Franti had traveled to Iraq 11 months after the war started, disturbed that he hadn’t heard more about its human toll in Baghdad, whose population of 5.4 million was roughly half the size of the Bay Area.
Shortly after Franti landed, an Iraqi family showed him where they hid in the basement of their home during U.S. bombing raids. The father described how they covered themselves with blankets as protection from the spraying shards of glass from their windows.
Franti was moved, imagining how he’d have to protect his three sons if his home was under attack. When he returned with his hosts to their living room, he played them “Bomb the World.” He wrote the antiwar song in 2003 as the Iraq War ramped up:
“We can chase down all our enemies
Bring them to their knees
We can bomb the world to pieces
But we can’t bomb it into peace.”
“I thought this family would be like, super moved and say, ‘Thank you for identifying with our struggle,’ ” Franti said. “But I was stunned when his face just soured.”
Franti recalled that the Iraqi man told him, “in very harsh tones, ‘How dare you come into my house and sing a song about peace when your country is actually bombing me?’”
The man told Franti that he wanted to hear “songs that make us laugh, dance, cry, sing, move and somehow move our hearts right now, because we are stuck in our home and we can’t do anything else but be right here.
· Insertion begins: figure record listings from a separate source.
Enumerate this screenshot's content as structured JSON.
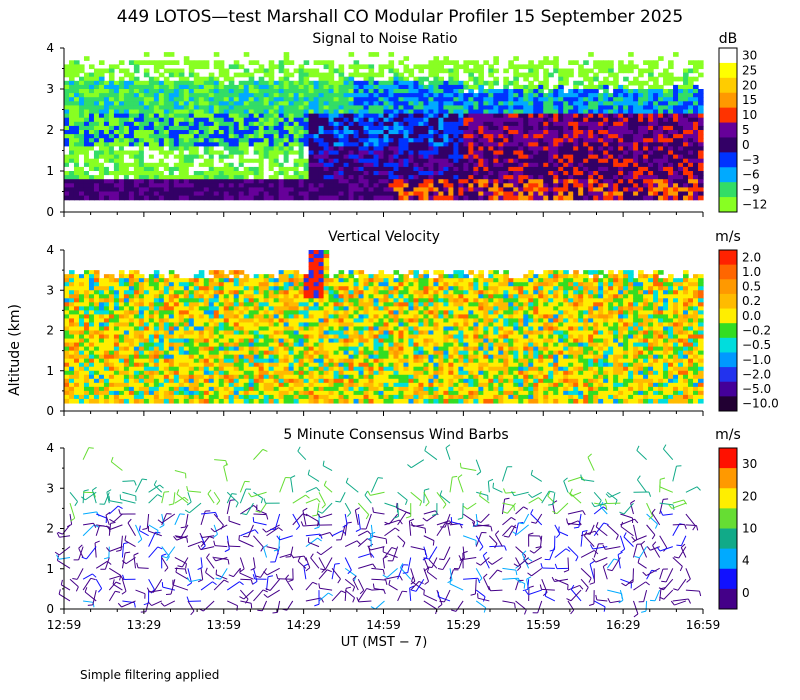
{
  "title": "449 LOTOS—test Marshall CO Modular Profiler 15 September 2025",
  "ylabel": "Altitude (km)",
  "xlabel": "UT  (MST − 7)",
  "footnote": "Simple filtering applied",
  "x_ticks": [
    "12:59",
    "13:29",
    "13:59",
    "14:29",
    "14:59",
    "15:29",
    "15:59",
    "16:29",
    "16:59"
  ],
  "y_ticks": [
    "0",
    "1",
    "2",
    "3",
    "4"
  ],
  "chart_data": [
    {
      "type": "heatmap",
      "title": "Signal to Noise Ratio",
      "unit": "dB",
      "x_range": [
        "12:59",
        "16:59"
      ],
      "ylim": [
        0,
        4
      ],
      "colorbar_labels": [
        "30",
        "25",
        "20",
        "15",
        "10",
        "5",
        "0",
        "−3",
        "−6",
        "−9",
        "−12"
      ],
      "colorbar_colors": [
        "#ffffff",
        "#ffff00",
        "#ffcc00",
        "#ff9900",
        "#ff3300",
        "#660099",
        "#330066",
        "#0033ff",
        "#00aaff",
        "#33dd66",
        "#88ff22"
      ]
    },
    {
      "type": "heatmap",
      "title": "Vertical Velocity",
      "unit": "m/s",
      "x_range": [
        "12:59",
        "16:59"
      ],
      "ylim": [
        0,
        4
      ],
      "colorbar_labels": [
        "2.0",
        "1.0",
        "0.5",
        "0.2",
        "0.0",
        "−0.2",
        "−0.5",
        "−1.0",
        "−2.0",
        "−5.0",
        "−10.0"
      ],
      "colorbar_colors": [
        "#ff2200",
        "#ff6600",
        "#ff9900",
        "#ffbb00",
        "#ffee00",
        "#33dd22",
        "#00dddd",
        "#0099ff",
        "#2233ee",
        "#440099",
        "#220033"
      ]
    },
    {
      "type": "scatter",
      "title": "5 Minute Consensus Wind Barbs",
      "unit": "m/s",
      "x_range": [
        "12:59",
        "16:59"
      ],
      "ylim": [
        0,
        4
      ],
      "colorbar_labels": [
        "30",
        "20",
        "10",
        "4",
        "0"
      ],
      "colorbar_colors": [
        "#ff1100",
        "#ff9900",
        "#ffee00",
        "#66dd33",
        "#11aa88",
        "#00aaff",
        "#1111ff",
        "#440088"
      ]
    }
  ]
}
We need some relief.”
That is what Franti wants to provide now — some relief at a time when he hears an increasing amount of racism.
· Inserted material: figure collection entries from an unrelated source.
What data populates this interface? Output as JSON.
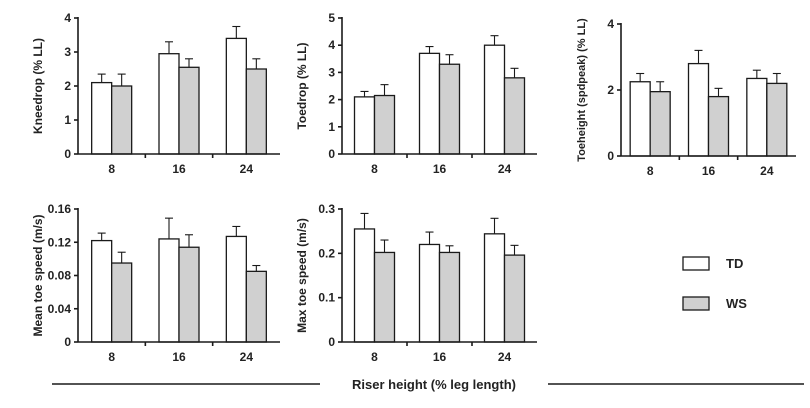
{
  "colors": {
    "TD": "#ffffff",
    "WS": "#d0d0d0",
    "edge": "#1a1a1a"
  },
  "legend": [
    {
      "label": "TD",
      "series": "TD"
    },
    {
      "label": "WS",
      "series": "WS"
    }
  ],
  "footer": {
    "xlabel": "Riser height (% leg length)"
  },
  "chart_data": [
    {
      "type": "bar",
      "title": "",
      "xlabel": "",
      "ylabel": "Kneedrop (% LL)",
      "categories": [
        "8",
        "16",
        "24"
      ],
      "ylim": [
        0,
        4
      ],
      "yticks": [
        "0",
        "1",
        "2",
        "3",
        "4"
      ],
      "grid": false,
      "series": [
        {
          "name": "TD",
          "values": [
            2.1,
            2.95,
            3.4
          ],
          "errors": [
            0.25,
            0.35,
            0.35
          ]
        },
        {
          "name": "WS",
          "values": [
            2.0,
            2.55,
            2.5
          ],
          "errors": [
            0.35,
            0.25,
            0.3
          ]
        }
      ]
    },
    {
      "type": "bar",
      "title": "",
      "xlabel": "",
      "ylabel": "Toedrop (% LL)",
      "categories": [
        "8",
        "16",
        "24"
      ],
      "ylim": [
        0,
        5
      ],
      "yticks": [
        "0",
        "1",
        "2",
        "3",
        "4",
        "5"
      ],
      "grid": false,
      "series": [
        {
          "name": "TD",
          "values": [
            2.1,
            3.7,
            4.0
          ],
          "errors": [
            0.2,
            0.25,
            0.35
          ]
        },
        {
          "name": "WS",
          "values": [
            2.15,
            3.3,
            2.8
          ],
          "errors": [
            0.4,
            0.35,
            0.35
          ]
        }
      ]
    },
    {
      "type": "bar",
      "title": "",
      "xlabel": "",
      "ylabel": "Toeheight (spdpeak) (% LL)",
      "categories": [
        "8",
        "16",
        "24"
      ],
      "ylim": [
        0,
        4
      ],
      "yticks": [
        "0",
        "2",
        "4"
      ],
      "grid": false,
      "series": [
        {
          "name": "TD",
          "values": [
            2.25,
            2.8,
            2.35
          ],
          "errors": [
            0.25,
            0.4,
            0.25
          ]
        },
        {
          "name": "WS",
          "values": [
            1.95,
            1.8,
            2.2
          ],
          "errors": [
            0.3,
            0.25,
            0.3
          ]
        }
      ]
    },
    {
      "type": "bar",
      "title": "",
      "xlabel": "",
      "ylabel": "Mean toe speed (m/s)",
      "categories": [
        "8",
        "16",
        "24"
      ],
      "ylim": [
        0,
        0.16
      ],
      "yticks": [
        "0",
        "0.04",
        "0.08",
        "0.12",
        "0.16"
      ],
      "grid": false,
      "series": [
        {
          "name": "TD",
          "values": [
            0.122,
            0.124,
            0.127
          ],
          "errors": [
            0.009,
            0.025,
            0.012
          ]
        },
        {
          "name": "WS",
          "values": [
            0.095,
            0.114,
            0.085
          ],
          "errors": [
            0.013,
            0.015,
            0.007
          ]
        }
      ]
    },
    {
      "type": "bar",
      "title": "",
      "xlabel": "",
      "ylabel": "Max toe speed (m/s)",
      "categories": [
        "8",
        "16",
        "24"
      ],
      "ylim": [
        0,
        0.3
      ],
      "yticks": [
        "0",
        "0.1",
        "0.2",
        "0.3"
      ],
      "grid": false,
      "series": [
        {
          "name": "TD",
          "values": [
            0.255,
            0.22,
            0.244
          ],
          "errors": [
            0.035,
            0.028,
            0.035
          ]
        },
        {
          "name": "WS",
          "values": [
            0.202,
            0.202,
            0.196
          ],
          "errors": [
            0.028,
            0.015,
            0.022
          ]
        }
      ]
    }
  ]
}
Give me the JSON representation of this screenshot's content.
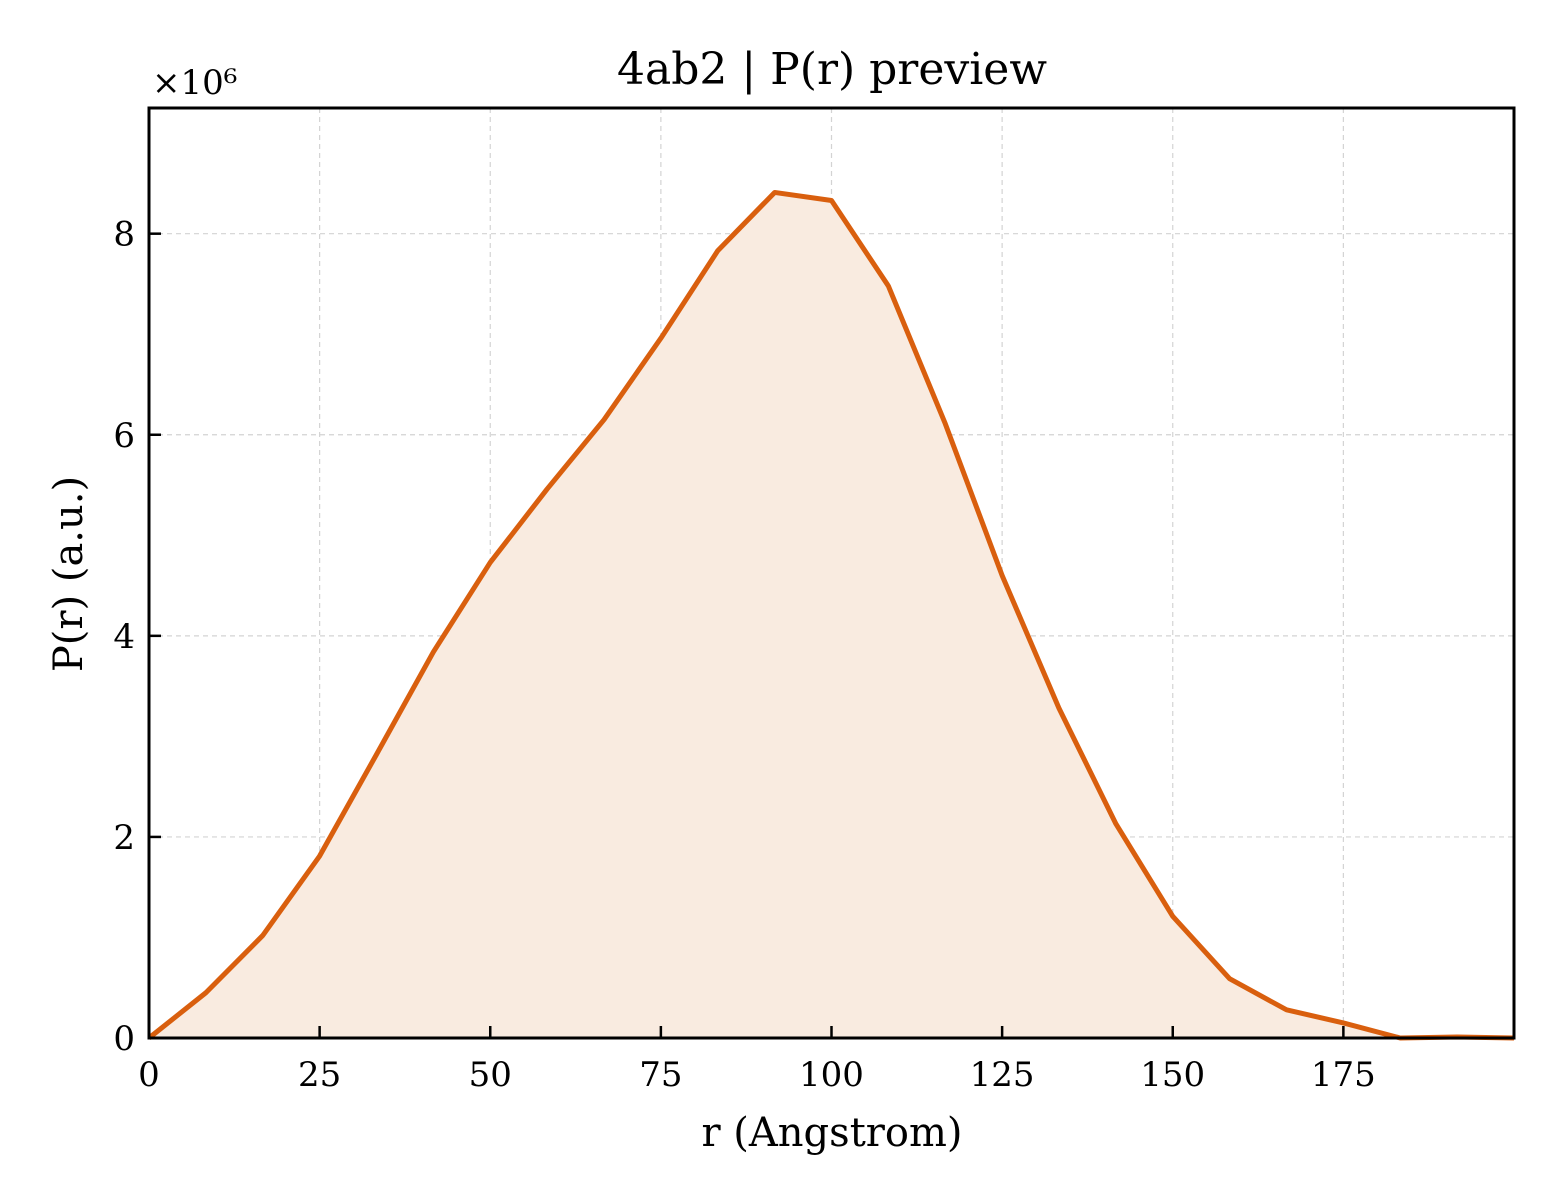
{
  "chart_data": {
    "type": "area",
    "title": "4ab2 | P(r) preview",
    "xlabel": "r (Angstrom)",
    "ylabel": "P(r) (a.u.)",
    "y_multiplier_label": "×10⁶",
    "y_scale": 1000000,
    "xlim": [
      0,
      200
    ],
    "ylim": [
      0,
      9250000
    ],
    "x_ticks": [
      0,
      25,
      50,
      75,
      100,
      125,
      150,
      175
    ],
    "x_tick_labels": [
      "0",
      "25",
      "50",
      "75",
      "100",
      "125",
      "150",
      "175"
    ],
    "y_ticks": [
      0,
      2000000,
      4000000,
      6000000,
      8000000
    ],
    "y_tick_labels": [
      "0",
      "2",
      "4",
      "6",
      "8"
    ],
    "grid": true,
    "line_color": "#d95f0e",
    "fill_color": "#f9ebe0",
    "x": [
      0,
      8.33,
      16.67,
      25,
      33.33,
      41.67,
      50,
      58.33,
      66.67,
      75,
      83.33,
      91.67,
      100,
      108.33,
      116.67,
      125,
      133.33,
      141.67,
      150,
      158.33,
      166.67,
      175,
      183.33,
      191.67,
      200
    ],
    "y": [
      0,
      450000,
      1020000,
      1810000,
      2820000,
      3840000,
      4730000,
      5460000,
      6150000,
      6960000,
      7830000,
      8410000,
      8330000,
      7480000,
      6110000,
      4600000,
      3280000,
      2130000,
      1210000,
      590000,
      280000,
      150000,
      0,
      10000,
      0
    ]
  }
}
The Oakland-born Franti is of mixed race, the son of a white mother and a father who was African American and Native American. His mother put him up for adoption when he was very young, he says, because she feared her family would not accept him.
He was adopted by Charles Franti and Carole Wistl, a white couple, and he grew up in Davis, where Charles Franti was a professor of epidemiology at the UC Davis School of Veterinary Medicine.
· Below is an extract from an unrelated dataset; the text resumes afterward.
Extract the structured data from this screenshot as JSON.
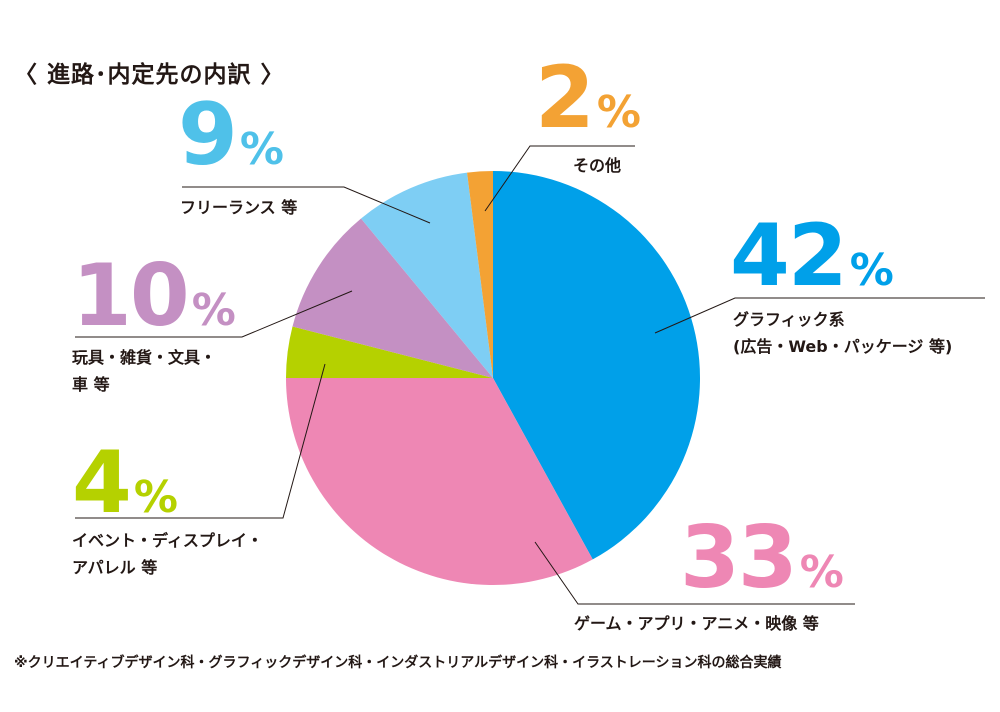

Back then, Franti recalls that the Republicans he encountered were “fiscally conservative, but they weren’t mean, and if they were racist, they generally kept it to themselves. And I’m not saying that Republicans are the only ones who are racist, because all of us have prejudices.”
Americans are less likely to keep their racist thoughts to themselves now, he said, as “the political dialogue had changed so much since Trump started running for office.” In November, the FBI reported that it had recorded the highest number of hate crimes based on prejudice in 16 years.
Franti said Trump is “giving voice to this kind of hatred has allowed people who maybe had those kind of feelings to now bring them out into the open. … And that’s why I feel like the title of the record became so important to me.”
Before the coronavirus pandemic hit, Franti was scheduled to be on tour now with country star Kenny Chesney. That might seem like an unlikely pairing to Franti’s longtime fans, given that his music ranges from hip-hop to funk, soul and reggae and Chesney — who voted for Republican John McCain over Barack Obama in 2008 — is “is not political at all in his music,” Franti said.
But Franti said he and Chesney, who have become friends over the years, are primarily focused on bringing positivity and connection to the world. Franti hopes that when they do finally tour, their fan bases can intermingle and … connect.
“It hurts him as much as it hurts me to see our country have so much debate,” Franti said. “I don’t care who people vote for necessarily. Ultimately I’m concerned with the state of our country, and I hope that Trump doesn’t get re-elected. But every person has the right to choose whoever they want to vote for.
“But I don’t think it’s every person’s right to just sit behind their keyboard and be an a-hole to every single person they come across,” Franti said. “Whether you have the right to do that is not is not really the question to me. I feel like it’s morally wrong to just be mean to people for the sake of being mean.”